Lo stress può essere definito come uno stato nel quale l’individuo si viene a trovare quando è messo di fronte a dei fattori ambientali che richiedono una modificazione nel proprio atteggiamento o modo di comportarsi.

Lo stress è una situazione che include sia eventi stressanti che risposte stressanti e sorge a seguito di richieste poste dall’ambiente che hanno bisogno di un adattamento e lo stesso adattamento può essere fonte di stress.

Un’altra fonte di stress è il conflitto, cioè quella situazione nella quale l’individuo è costretto a scegliere tra alternative contradditorie e reciprocamente escludentisi.

Due obiettivi si escludono reciprocamente quando le azioni che vengono effettuate per raggiungere un determinato scopo automaticamente escludono quelle che devono essere effettuate per raggiungere l’altro scopo.

Un conflitto può insorgere quando due motivazioni o due domande esterne all’individuo spingono la persona verso direzioni contrarie o quando una motivazione è incompatibile con una certa richiesta ambientale.

L’altra fonte di stress è la frustrazione, in sé la frustrazione è contemporaneamente sia un risultato di conflitto che la fonte di stress.

Sperimentiamo la frustrazione quando il raggiungimento di un certo obiettivo desiderato è impedito.

Subire uno stress per periodi prolungati provoca disturbi sia fisici che mentali.

Lo stress è, infatti, stato collegato a molti disturbi come l’ipertensione, alcune cardiopatie, l’ulcera, il cancro, la schizofrenia.

Lo stress fu studiato per la prima volta in modo organico da Hans Selye, studente al secondo anno di medicina, nel 1926.

Egli notò che certe reazioni fisiche erano comuni a tutti i pazienti indipendentemente dalla loro malattia. Questo gli fece ipotizzare che potesse esistere un modo comune di reagire allo stress indipendentemente dal tipo di evento stressante.

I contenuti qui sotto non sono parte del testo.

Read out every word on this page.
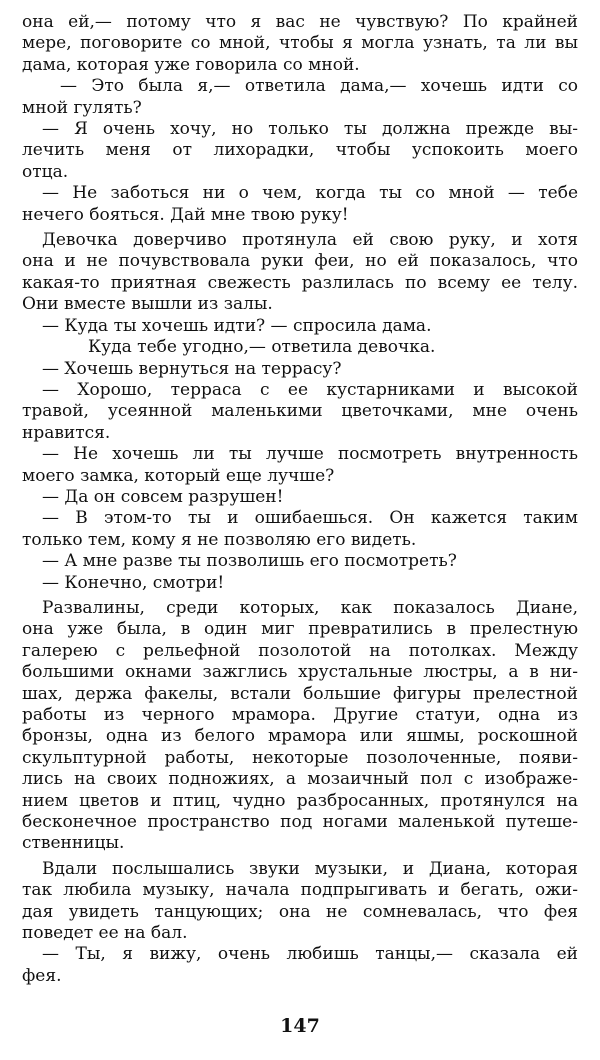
она ей,— потому что я вас не чувствую? По крайней
мере, поговорите со мной, чтобы я могла узнать, та ли вы
дама, которая уже говорила со мной.
— Это была я,— ответила дама,— хочешь идти со
мной гулять?
— Я очень хочу, но только ты должна прежде вы-
лечить меня от лихорадки, чтобы успокоить моего
отца.
— Не заботься ни о чем, когда ты со мной — тебе
нечего бояться. Дай мне твою руку!
Девочка доверчиво протянула ей свою руку, и хотя
она и не почувствовала руки феи, но ей показалось, что
какая-то приятная свежесть разлилась по всему ее телу.
Они вместе вышли из залы.
— Куда ты хочешь идти? — спросила дама.
Куда тебе угодно,— ответила девочка.
— Хочешь вернуться на террасу?
— Хорошо, терраса с ее кустарниками и высокой
травой, усеянной маленькими цветочками, мне очень
нравится.
— Не хочешь ли ты лучше посмотреть внутренность
моего замка, который еще лучше?
— Да он совсем разрушен!
— В этом-то ты и ошибаешься. Он кажется таким
только тем, кому я не позволяю его видеть.
— А мне разве ты позволишь его посмотреть?
— Конечно, смотри!
Развалины, среди которых, как показалось Диане,
она уже была, в один миг превратились в прелестную
галерею с рельефной позолотой на потолках. Между
большими окнами зажглись хрустальные люстры, а в ни-
шах, держа факелы, встали большие фигуры прелестной
работы из черного мрамора. Другие статуи, одна из
бронзы, одна из белого мрамора или яшмы, роскошной
скульптурной работы, некоторые позолоченные, появи-
лись на своих подножиях, а мозаичный пол с изображе-
нием цветов и птиц, чудно разбросанных, протянулся на
бесконечное пространство под ногами маленькой путеше-
ственницы.
Вдали послышались звуки музыки, и Диана, которая
так любила музыку, начала подпрыгивать и бегать, ожи-
дая увидеть танцующих; она не сомневалась, что фея
поведет ее на бал.
— Ты, я вижу, очень любишь танцы,— сказала ей
фея.
147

Il termine indica, quindi, la risposta non specifica dell’organismo agli stimoli. Questa reazione è stata da lui chiamata: sindrome d’adattamento generale.

Questa sindrome è stata descritta da Selye come costituita di tre fasi.

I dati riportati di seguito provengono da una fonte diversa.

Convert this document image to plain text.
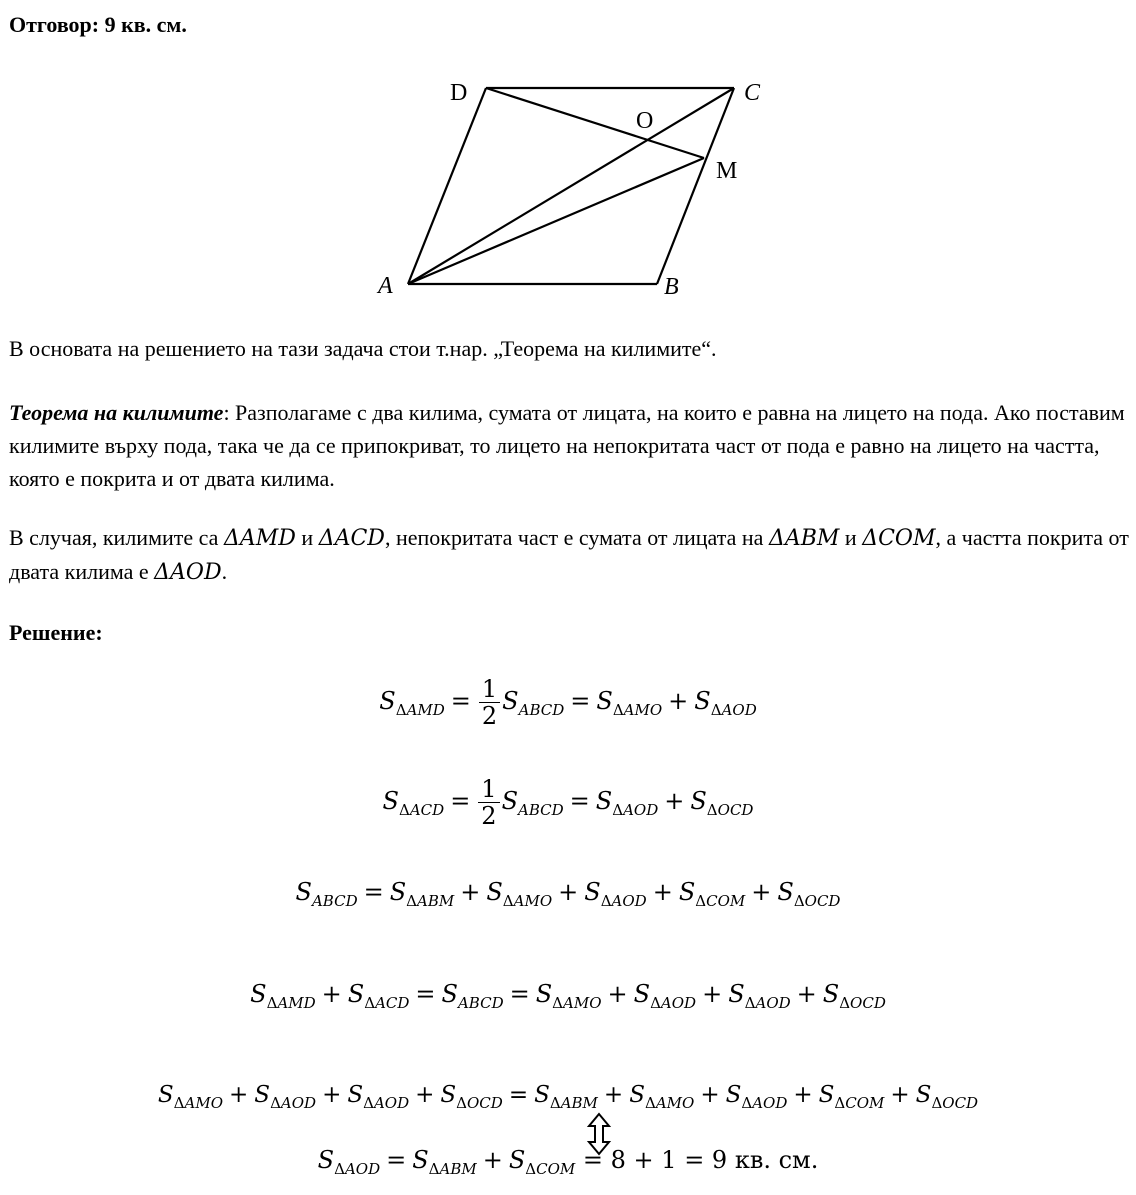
Отговор: 9 кв. см.
A	B
C
D
O
M
В основата на решението на тази задача стои т.нар. „Теорема на килимите“.
Теорема на килимите: Разполагаме с два килима, сумата от лицата, на които е равна на лицето на пода. Ако поставим килимите върху пода, така че да се припокриват, то лицето на непокритата част от пода е равно на лицето на частта, която е покрита и от двата килима.
В случая, килимите са ΔAMD и ΔACD, непокритата част е сумата от лицата на ΔABM и ΔCOM, а частта покрита от двата килима е ΔAOD.
Решение:
$S_{\Delta AMD} = \frac{1}{2} S_{ABCD} = S_{\Delta AMO} + S_{\Delta AOD}$
$S_{\Delta ACD} = \frac{1}{2} S_{ABCD} = S_{\Delta AOD} + S_{\Delta OCD}$
$S_{ABCD} = S_{\Delta ABM} + S_{\Delta AMO} + S_{\Delta AOD} + S_{\Delta COM} + S_{\Delta OCD}$
$S_{\Delta AMD} + S_{\Delta ACD} = S_{ABCD} = S_{\Delta AMO} + S_{\Delta AOD} + S_{\Delta AOD} + S_{\Delta OCD}$
$S_{\Delta AMO} + S_{\Delta AOD} + S_{\Delta AOD} + S_{\Delta OCD} = S_{\Delta ABM} + S_{\Delta AMO} + S_{\Delta AOD} + S_{\Delta COM} + S_{\Delta OCD}$
$S_{\Delta AOD} = S_{\Delta ABM} + S_{\Delta COM} = 8 + 1 = 9$ кв. см.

1         Una reazione d’ ALLARME,  caratterizzata  da un  certo numero di modificazioni fisiche: aumento della frequenza cardiaca,    aumento dell’attività delle ghiandole salivari, aumento della temperatura e della pressione sanguigna e tensione muscolare.

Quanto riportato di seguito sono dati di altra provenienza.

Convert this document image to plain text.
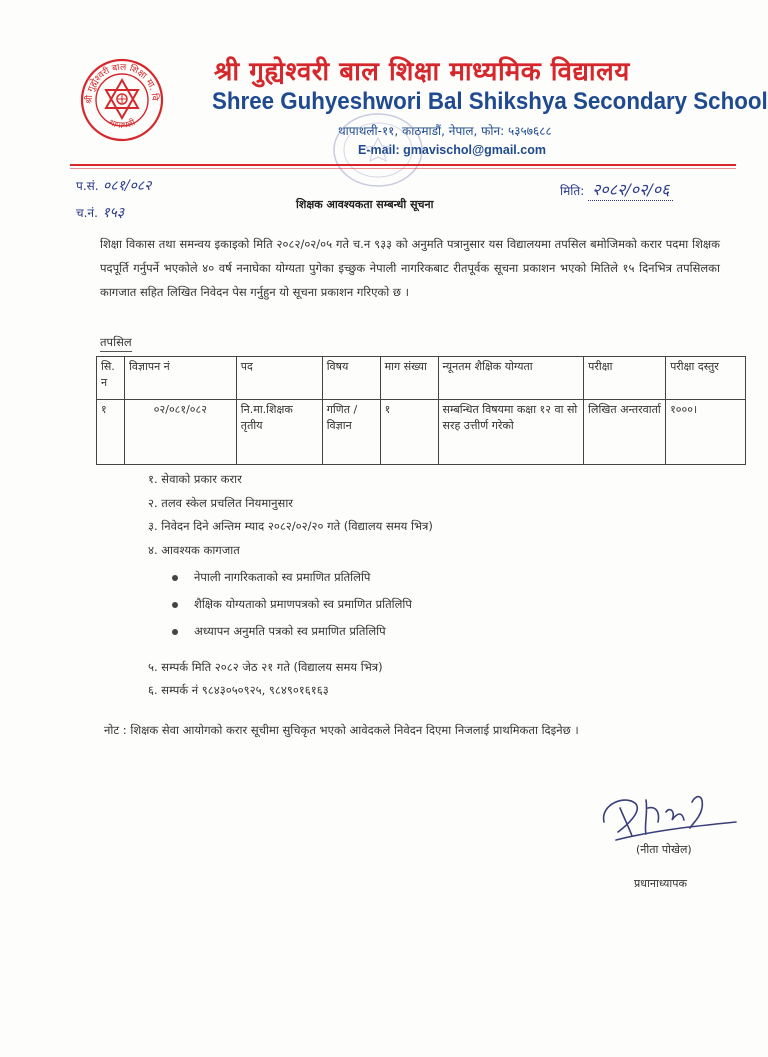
श्री गुह्येश्वरी बाल शिक्षा मा. वि
थापाथली
श्री गुह्येश्वरी बाल शिक्षा माध्यमिक विद्यालय
Shree Guhyeshwori Bal Shikshya Secondary School
थापाथली-११, काठमाडौं, नेपाल, फोन: ५३५७६८८
E-mail: gmavischol@gmail.com
प.सं. ०८१/०८२
च.नं. १५३
शिक्षक आवश्यकता सम्बन्धी सूचना
मिति: २०८२/०२/०६
शिक्षा विकास तथा समन्वय इकाइको मिति २०८२/०२/०५ गते च.न ९३३ को अनुमति पत्रानुसार यस विद्यालयमा तपसिल बमोजिमको करार पदमा शिक्षक पदपूर्ति गर्नुपर्ने भएकोले ४० वर्ष ननाघेका योग्यता पुगेका इच्छुक नेपाली नागरिकबाट रीतपूर्वक सूचना प्रकाशन भएको मितिले १५ दिनभित्र तपसिलका कागजात सहित लिखित निवेदन पेस गर्नुहुन यो सूचना प्रकाशन गरिएको छ ।
तपसिल
सि. न	विज्ञापन नं	पद	विषय	माग संख्या	न्यूनतम शैक्षिक योग्यता	परीक्षा	परीक्षा दस्तुर
१	०२/०८१/०८२	नि.मा.शिक्षक तृतीय	गणित /विज्ञान	१	सम्बन्धित विषयमा कक्षा १२ वा सो सरह उत्तीर्ण गरेको	लिखित अन्तरवार्ता	१०००।
१. सेवाको प्रकार करार
२. तलव स्केल प्रचलित नियमानुसार
३. निवेदन दिने अन्तिम म्याद २०८२/०२/२० गते (विद्यालय समय भित्र)
४. आवश्यक कागजात
नेपाली नागरिकताको स्व प्रमाणित प्रतिलिपि
शैक्षिक योग्यताको प्रमाणपत्रको स्व प्रमाणित प्रतिलिपि
अध्यापन अनुमति पत्रको स्व प्रमाणित प्रतिलिपि
५. सम्पर्क मिति २०८२ जेठ २१ गते (विद्यालय समय भित्र)
६. सम्पर्क नं ९८४३०५०९२५, ९८४९०१६१६३
नोट : शिक्षक सेवा आयोगको करार सूचीमा सुचिकृत भएको आवेदकले निवेदन दिएमा निजलाई प्राथमिकता दिइनेछ ।
(नीता पोखेल)
प्रधानाध्यापक
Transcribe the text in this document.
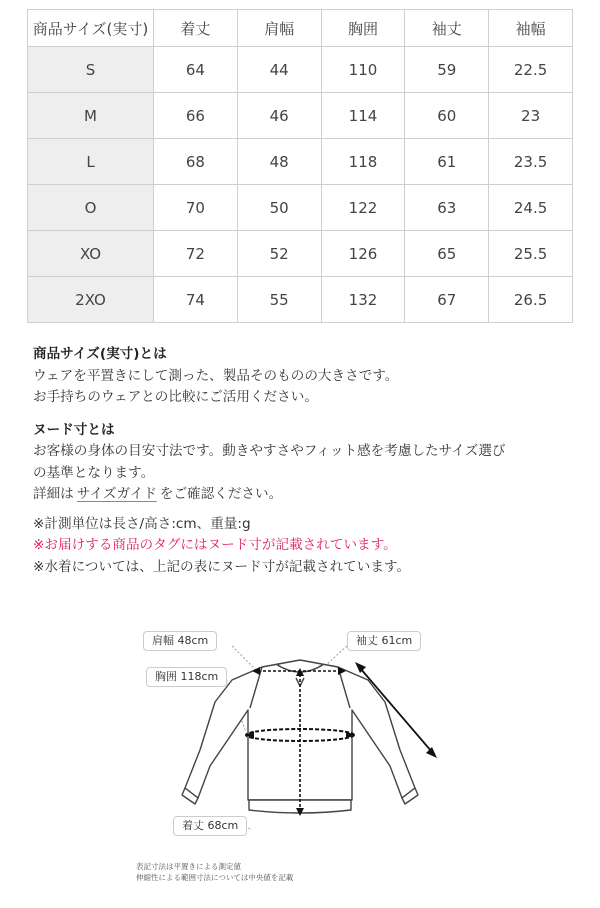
商品サイズ(実寸)	着丈	肩幅	胸囲	袖丈	袖幅
S	64	44	110	59	22.5
M	66	46	114	60	23
L	68	48	118	61	23.5
O	70	50	122	63	24.5
XO	72	52	126	65	25.5
2XO	74	55	132	67	26.5

商品サイズ(実寸)とは

ウェアを平置きにして測った、製品そのものの大きさです。

お手持ちのウェアとの比較にご活用ください。

ヌード寸とは

お客様の身体の目安寸法です。動きやすさやフィット感を考慮したサイズ選び

の基準となります。

詳細は サイズガイド をご確認ください。

※計測単位は長さ/高さ:cm、重量:g

※お届けする商品のタグにはヌード寸が記載されています。

※水着については、上記の表にヌード寸が記載されています。

肩幅 48cm	袖丈 61cm
胸囲 118cm
着丈 68cm
表記寸法は平置きによる測定値
伸縮性による範囲寸法については中央値を記載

2         Stadio di RESISTENZA, nel quale vi è un recupero dell’allarme iniziale ed un  tentativo d’adattamento alla situazione nuova. I sintomi esterni spariscono e le risposte interne, come l’attività ormonale, la frequenza cardiaca e la pressione, si normalizzano. Questa apparenza di normalizzazione è ingannevole in quanto le forze fisiche e mentali dell’individuo sono convogliate nel tentativo di controllare lo stress. Se la situazione stressante continua si entra nella terza fase.

3         Stadio di ESAURIMENTO.

Quando un organismo subisce stimoli stressanti si realizzano in esso una serie di attività biologiche per cui le sue capacità di adattarsi a tali stimoli tendono a mantenere quanto più a lungo possibile le condizioni iniziali.

La capacità di mantenere costante l’ambiente interno è decisivo per la sopravvivenza degli organismi.

Per chiarire meglio questo concetto si arrivò a parlare di “omeostasi” secondo cui la dinamica dei processi fisiologici riesce, per adattarsi alle varie situazioni, a muoversi dentro un ranger tipico per i vari organismi e per le varie funzioni nel tentativo di realizzare un equilibrio adattivo.

Con lo stress, pertanto, si deve intendere uno stato di malessere periodico, adattivo, dovuto ad eccessive pressioni dell’ambiente, che, se protratto nel tempo e intensità, può portare a conseguenze patologiche. Per questo motivo, è bene ,nel caso, rivolgere lo sguardo verso  TECNICHE DI GESTIONE DELLO STRESS, atte a prevenire l’insorgenza dei fenomeni prodotti dallo stress.